INC3 Calls for Global Collaboration on Nanotechnology

About 250 technologists and policy makers from around the globe meet this week in Brussels, Belgium, at INC3, the third international nanotechnology conference on communication and cooperation, to discuss the latest developments in nanotechnology, the challenges and bottlenecks, and the economic and societal implications. The need for collaboration involving industry, academia, society stakeholders, governments and financial institutions at world-wide level will be presented in technology and economic presentations.

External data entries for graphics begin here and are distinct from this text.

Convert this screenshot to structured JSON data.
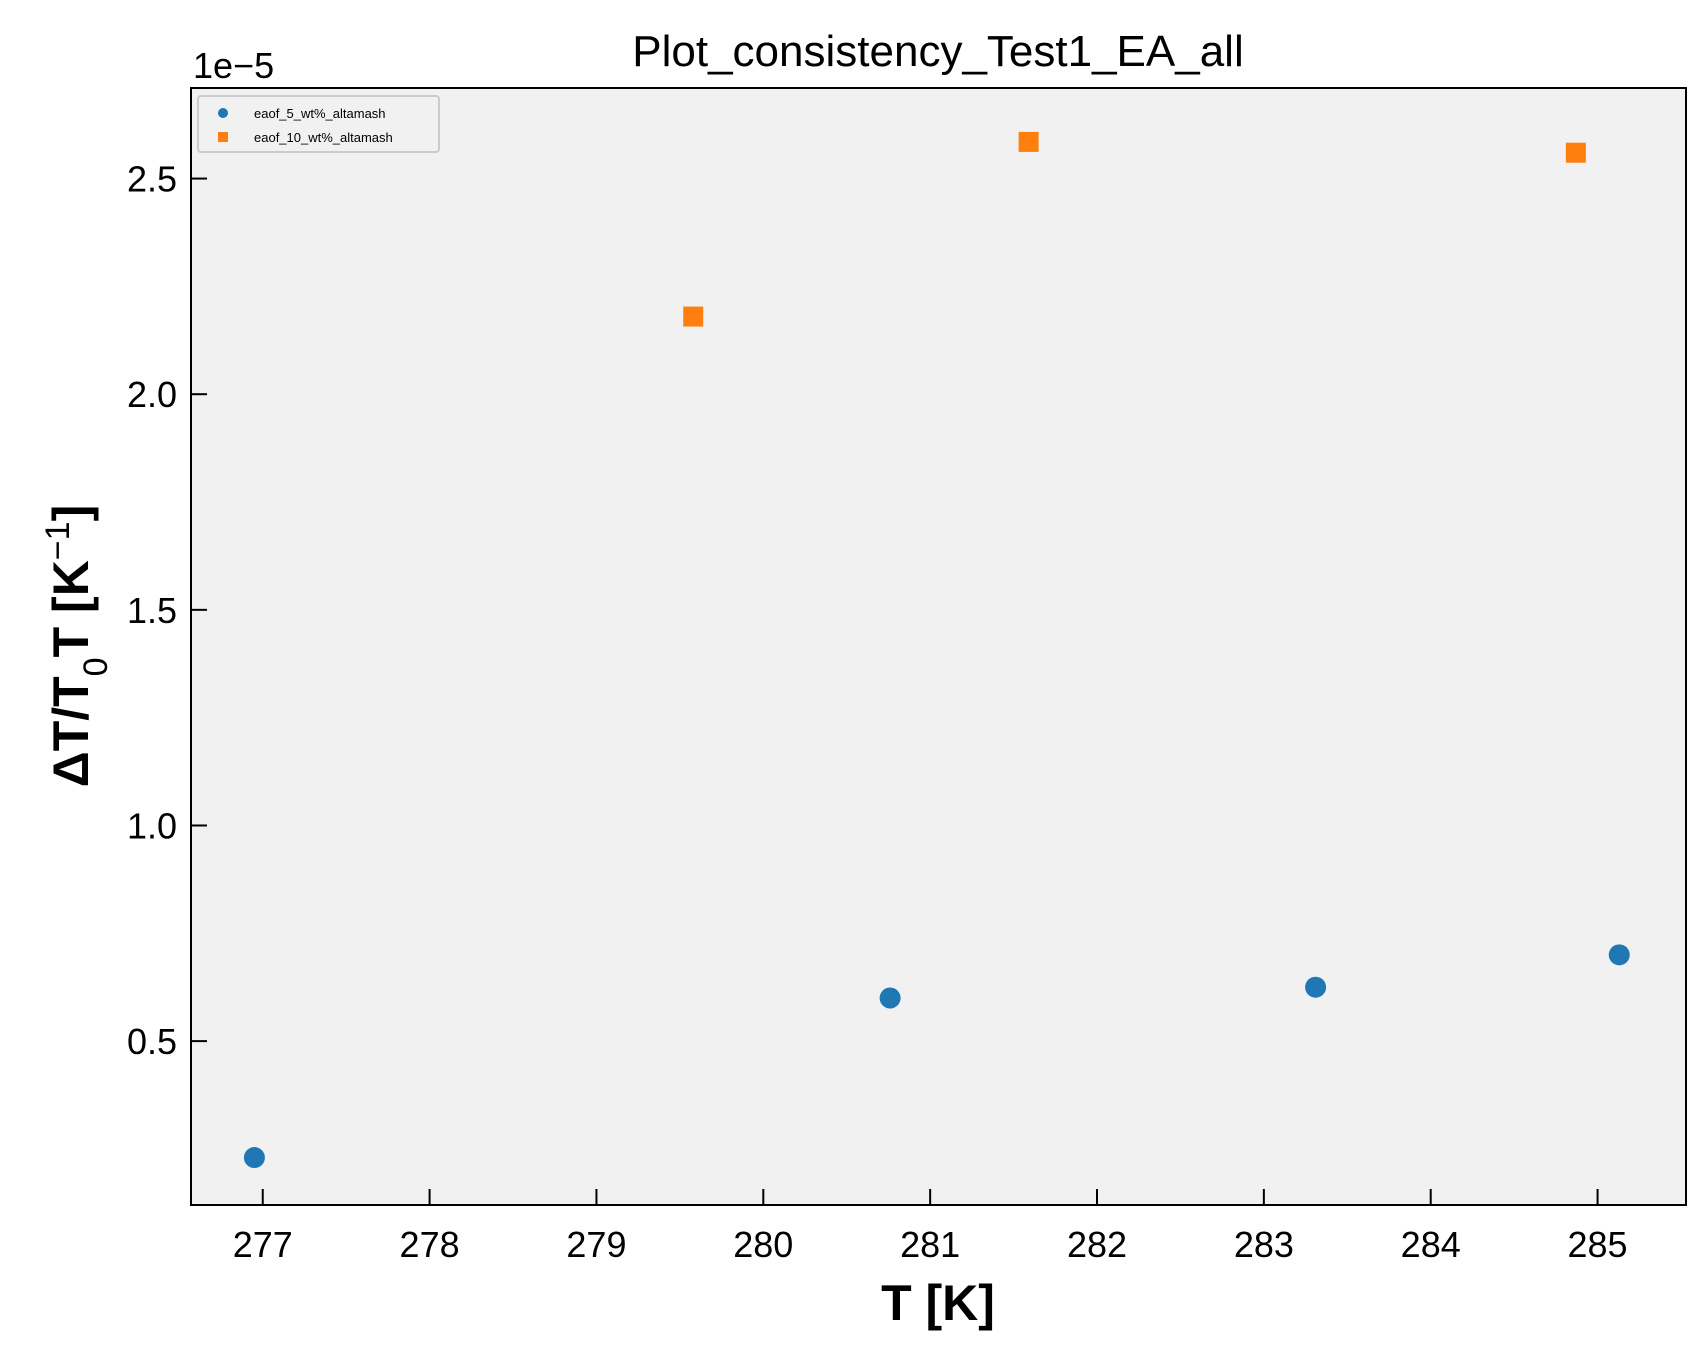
{
  "chart_data": {
    "type": "scatter",
    "title": "Plot_consistency_Test1_EA_all",
    "xlabel": "T [K]",
    "ylabel": "ΔT/T₀T [K⁻¹]",
    "y_offset_label": "1e−5",
    "xlim": [
      276.57,
      285.53
    ],
    "ylim": [
      0.12,
      2.71
    ],
    "x_ticks": [
      277,
      278,
      279,
      280,
      281,
      282,
      283,
      284,
      285
    ],
    "x_tick_labels": [
      "277",
      "278",
      "279",
      "280",
      "281",
      "282",
      "283",
      "284",
      "285"
    ],
    "y_ticks": [
      0.5,
      1.0,
      1.5,
      2.0,
      2.5
    ],
    "y_tick_labels": [
      "0.5",
      "1.0",
      "1.5",
      "2.0",
      "2.5"
    ],
    "legend_position": "top-left",
    "grid": false,
    "series": [
      {
        "name": "eaof_5_wt%_altamash",
        "marker": "circle",
        "color": "#1f77b4",
        "points": [
          {
            "x": 276.95,
            "y": 0.23
          },
          {
            "x": 280.76,
            "y": 0.6
          },
          {
            "x": 283.31,
            "y": 0.625
          },
          {
            "x": 285.13,
            "y": 0.7
          }
        ]
      },
      {
        "name": "eaof_10_wt%_altamash",
        "marker": "square",
        "color": "#ff7f0e",
        "points": [
          {
            "x": 279.58,
            "y": 2.18
          },
          {
            "x": 281.59,
            "y": 2.585
          },
          {
            "x": 284.87,
            "y": 2.56
          }
        ]
      }
    ]
  }
}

Already, state-of-the-art nanotechnology-based products reflect the significant benefits at societal and individual levels that can be expected from future nanotechnology developments. New or better performing goods and services are emerging in electronics, healthcare, chemistry and materials sciences, to name a few.

New production routes are being designed towards the target of zero waste and zero emissions. The presentations emphasize that the multi-disciplinary skills and tasks needed for further nanotechnology innovations exceed the resources and capabilities of any single company, nation or region.

Collaboration among government, industry, and academia in a broad cross-section of fields is essential for the creation and development of nanotechnology-based business.

Within the area of semiconductor technology, scaling to minimum feature sizes on the order of five nanometers may be possible, but a rapid increase in innovations in device and interconnect materials, processes, and structures will be required. The use of several new and exciting nanomaterials will be explained. New system functionalities and better system performance will be presented based on micro- and nano-electromechanical systems. All of these inventions result in new applications such as extremely dense storage devices, novel high-capacity computation techniques, ultra-sensitive biosensors etc.

Nanophotonics will have the highest impact on optical communications and biomedical applications. Silicon-based photonics will be able to alleviate the foreseeable capacity bottleneck in data communications, by shifting the processing from the electronic to the optical domain. Fast integrated photonic circuits are expected to dramatically reduce the financial burden of the healthcare in an ageing society by applications such as optical processing (e.g. biosensors) for medical diagnosis.

In the “Bridge to bio” session, medical applications are being shown to compose one of the fastest growing sectors of the semiconductor industry. New therapeutic and diagnostic instrumentation based on interfacing brain neurons with electronics, and new and affordable medical devices such as biosensors, enzyme immunoassays, controlled drug delivery, gene therapy, and tissue engineering will be presented. The presentations reflect the enormous potential emerging from the convergence of semiconductor nanofabrication, biology, medicine, and electronics.

On Wednesday April 18, Professor Jean-Marie Lehn, Nobel Laureate in chemistry in 1987, will present the keynote on the self-organization approach of nanoscience and nanotechnology. He will discuss the spontaneous but controlled generation of well-defined, functional molecular and supramolecular architectures of nanometric size through self-organization. This very advanced technology offers a powerful alternative to nanofabrication and to nanomanipulation for the development of functional nanostructures.

INC3 also addresses the economic and societal impact of nanotechnology. An economic boost is foreseen. The nanotechnology market is expected to exceed the current information technology and telecommunications market within seven years and holds great promises for emerging and developing economies. INC3 will show that several actions need to be taken in order to guarantee this economical boost. New jobs with an increased demand for interdisciplinary skills will need to be created, sometimes challenging traditional education and training approaches. To cope with the risks and complexity of developing completely new nanotechnology-based products and to investigate the social impact of these developments, collaboration at a global scale will be necessary at all levels.